Pulmonary agenesis: A case report with review of literature.

Congenital pulmonary agenesis is a rare condition which poses diagnostic difficulties. More than 50% of these patients die before the first five years of life. Few patients may remain asymptomatic throughout their life. We report a case of a two month old male infant with right pulmonary agenesis who presented with severe respiratory distress in whom a diagnosis was made following computed tomography of the chest.

Introduction

Pulmonary agenesis is a rare condition with a reported incidence of 1:15,000 autopsies. It can be unilateral or bilateral. Bilateral pulmonary agenesis is extremely rare, and is incompatible with extra uterine life, first described by Morgagni in 1955.

We report a case of a two-month-old infant who was recently managed at Owaisi Hospital and Research Centre a part of Deccan College of Medical Sciences in India.

Case Report

A two month old male infant presented to the hospital with a cough, severe respiratory distress, chest retractions and cyanosis.

The mother gave a history of breast feeding prior to admission and the baby had sudden respiratory difficulty and severe cough following the feed.

On examination, the infant had tachypnea with a respiratory rate of more than 70 breaths per minute, chest retractions, and cyanosis. Air entry was absent on the right side, while wheezing was noted on the left side of the chest.

Investigations revealed haemoglobin 9.2 gm/dl, total leucocyte count 13,000/mm3 (neutrophil 36%/lymphocyte 48%, eosinophil 2%,monocyte 4%).

Laboratory parameters were within normal limits. ABG was done, pH 7.30, pa 02.52 pCO2 30, HC03 15 and saturation was 68% on RA.

Plain x-ray of the chest showed a homogeneously opaque right hemithorax with hyperlucency of left lung field with a slight shift of mediastinum to the right side (see Figure 1).

Figure 1.

Plain x-ray of the chest showing right pulmonary agenesis with mediastinal shift and hyperinflated lung.

CT scan of the chest showed the absence of the right lung, right bronchus and pulmonary vasculature. The left lung was normal, hyperinflated with normal pulmonary vasculature (see Figure 2).

Figure 2.

CT scan of the chest showing absence of the right lung, right bronchus and pulmonary vasculature with normal hyperinflated left lung.

2D Echo was within the normal limits, except for a small ASD.

The condition of the child was too serious to permit any further investigation such as bronchoscopy and bronchogram. Treatment with intravenous fluids and antibiotic IV ceftriaxone (100 mg per kilo in two divided doses), aminoglycoside Amikacin (15 to 20 mg per kilo in two divided doses), and oxygen was given.
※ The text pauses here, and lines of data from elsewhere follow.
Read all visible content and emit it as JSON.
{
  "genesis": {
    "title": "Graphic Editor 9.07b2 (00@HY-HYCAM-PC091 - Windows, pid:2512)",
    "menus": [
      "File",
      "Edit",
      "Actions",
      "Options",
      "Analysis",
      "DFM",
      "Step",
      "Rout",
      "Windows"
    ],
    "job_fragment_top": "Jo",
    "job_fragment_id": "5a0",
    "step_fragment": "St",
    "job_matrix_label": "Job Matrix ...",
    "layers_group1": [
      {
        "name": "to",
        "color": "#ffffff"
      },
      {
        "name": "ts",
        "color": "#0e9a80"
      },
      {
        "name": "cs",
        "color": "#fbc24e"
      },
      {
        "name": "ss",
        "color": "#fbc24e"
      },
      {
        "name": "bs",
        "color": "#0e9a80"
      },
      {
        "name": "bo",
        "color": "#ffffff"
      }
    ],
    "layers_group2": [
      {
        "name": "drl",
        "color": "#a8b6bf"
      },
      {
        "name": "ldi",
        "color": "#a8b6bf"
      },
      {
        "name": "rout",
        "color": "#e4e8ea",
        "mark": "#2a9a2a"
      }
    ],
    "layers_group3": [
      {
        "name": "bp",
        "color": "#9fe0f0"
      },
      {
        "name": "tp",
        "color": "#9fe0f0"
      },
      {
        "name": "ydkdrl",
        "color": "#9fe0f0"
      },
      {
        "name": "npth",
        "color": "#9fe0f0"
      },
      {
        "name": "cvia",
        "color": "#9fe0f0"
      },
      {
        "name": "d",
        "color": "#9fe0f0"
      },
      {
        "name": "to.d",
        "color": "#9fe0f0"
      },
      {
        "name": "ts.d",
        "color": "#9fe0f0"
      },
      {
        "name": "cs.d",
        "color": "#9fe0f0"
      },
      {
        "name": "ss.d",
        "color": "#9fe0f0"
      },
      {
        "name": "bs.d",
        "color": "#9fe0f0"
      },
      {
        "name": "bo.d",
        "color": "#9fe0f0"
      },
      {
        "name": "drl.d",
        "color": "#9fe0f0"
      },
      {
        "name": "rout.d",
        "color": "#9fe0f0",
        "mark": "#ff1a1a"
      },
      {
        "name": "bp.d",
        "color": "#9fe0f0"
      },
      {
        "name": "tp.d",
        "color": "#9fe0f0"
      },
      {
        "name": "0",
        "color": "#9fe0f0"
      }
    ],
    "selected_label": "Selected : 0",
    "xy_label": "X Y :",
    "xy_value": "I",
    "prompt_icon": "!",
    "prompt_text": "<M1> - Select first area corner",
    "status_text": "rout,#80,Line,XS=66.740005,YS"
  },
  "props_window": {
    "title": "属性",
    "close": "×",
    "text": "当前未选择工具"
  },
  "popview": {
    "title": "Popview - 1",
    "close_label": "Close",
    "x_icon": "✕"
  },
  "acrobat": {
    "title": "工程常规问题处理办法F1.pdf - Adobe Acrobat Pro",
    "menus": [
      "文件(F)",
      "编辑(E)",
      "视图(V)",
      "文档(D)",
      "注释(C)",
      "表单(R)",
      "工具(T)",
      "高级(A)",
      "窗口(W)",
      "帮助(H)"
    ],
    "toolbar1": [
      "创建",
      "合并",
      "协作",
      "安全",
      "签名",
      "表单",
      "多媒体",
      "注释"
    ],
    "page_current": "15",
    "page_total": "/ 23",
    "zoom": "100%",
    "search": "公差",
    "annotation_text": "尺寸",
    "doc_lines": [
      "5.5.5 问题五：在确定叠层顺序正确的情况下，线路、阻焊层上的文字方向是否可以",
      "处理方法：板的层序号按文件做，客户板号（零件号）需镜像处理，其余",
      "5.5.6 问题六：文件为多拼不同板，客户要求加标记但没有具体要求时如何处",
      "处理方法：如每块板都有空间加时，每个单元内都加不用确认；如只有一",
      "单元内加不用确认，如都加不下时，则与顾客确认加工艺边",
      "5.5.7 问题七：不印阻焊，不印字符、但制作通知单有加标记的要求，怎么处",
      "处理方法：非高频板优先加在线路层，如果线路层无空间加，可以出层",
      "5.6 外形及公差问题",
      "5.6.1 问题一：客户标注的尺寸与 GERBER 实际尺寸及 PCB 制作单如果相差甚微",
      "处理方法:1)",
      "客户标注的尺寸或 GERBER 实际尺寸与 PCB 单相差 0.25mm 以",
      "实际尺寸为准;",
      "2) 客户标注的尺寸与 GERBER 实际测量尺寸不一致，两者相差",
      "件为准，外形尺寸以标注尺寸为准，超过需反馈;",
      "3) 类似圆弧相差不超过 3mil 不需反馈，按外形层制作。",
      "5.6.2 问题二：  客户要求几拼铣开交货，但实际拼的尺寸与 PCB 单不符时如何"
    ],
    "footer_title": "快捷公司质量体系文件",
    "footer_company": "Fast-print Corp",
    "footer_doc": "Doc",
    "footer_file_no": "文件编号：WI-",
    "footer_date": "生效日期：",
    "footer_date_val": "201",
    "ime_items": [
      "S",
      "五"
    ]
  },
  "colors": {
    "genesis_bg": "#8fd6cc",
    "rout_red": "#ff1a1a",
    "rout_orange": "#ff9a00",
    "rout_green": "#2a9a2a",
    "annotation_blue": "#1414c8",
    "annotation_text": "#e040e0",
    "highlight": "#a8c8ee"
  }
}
Saturation was not maintained even after giving oxygen. The patient was intubated and put on ventilatory support for 48 hours.

The child continued to deteriorate and he expired inspite of ventilatory support.

Discussion

Pulmonary agenesis was first reported by Depozze in 1673 as a finding from autopsy of a woman.

Lung agenesis is defined as complete absence of the lung and its bronchus. In case of complete unilateral pulmonary agenesis, no pleural cavity can be found on the affected side. Both the lungs are equally affected, patients with agenesis of the left lung have better prognosis, where as agenesis of right lung carries a poorer prognosis.

More than 50% of patients with pulmonary agenesis have other associated anomalies including PDA, VSD, ASD, narrowed trachea and tracheoesophageal fistula.

In the absence of other malformations, unilateral pulmonary agenesis compatible with normal life, severe respiratory infection during infancy is common in these children and may lead to pneumonia and death.

Reasons attributed to signs of respiratory insufficiency in these babies may be due to kinking and compression of trachea, mediastinal shift and posterior curvature of trachea due to pressure by dislocation of aortic arch and truncus arteriosus.

Few cases have been reported in literature that were treated successfully by the technique of aortopexy and diaphragmatic translocation.

Other surgical procedures such as subclavian artery reimplantation, tracheal stenting, slide tracheoplasty and laser ablation of fibrotic tissue at the site of tracheal stenosis are some of the procedures described in literature.

In the present case the child was asymptomatic up to one and a half months of age, then presented with sudden severe respiratory distress most likely due to aspiration of the feed.

Unlike other cases reported in literature, the present case is not associated with any major congenital abnormality except for a small ASD.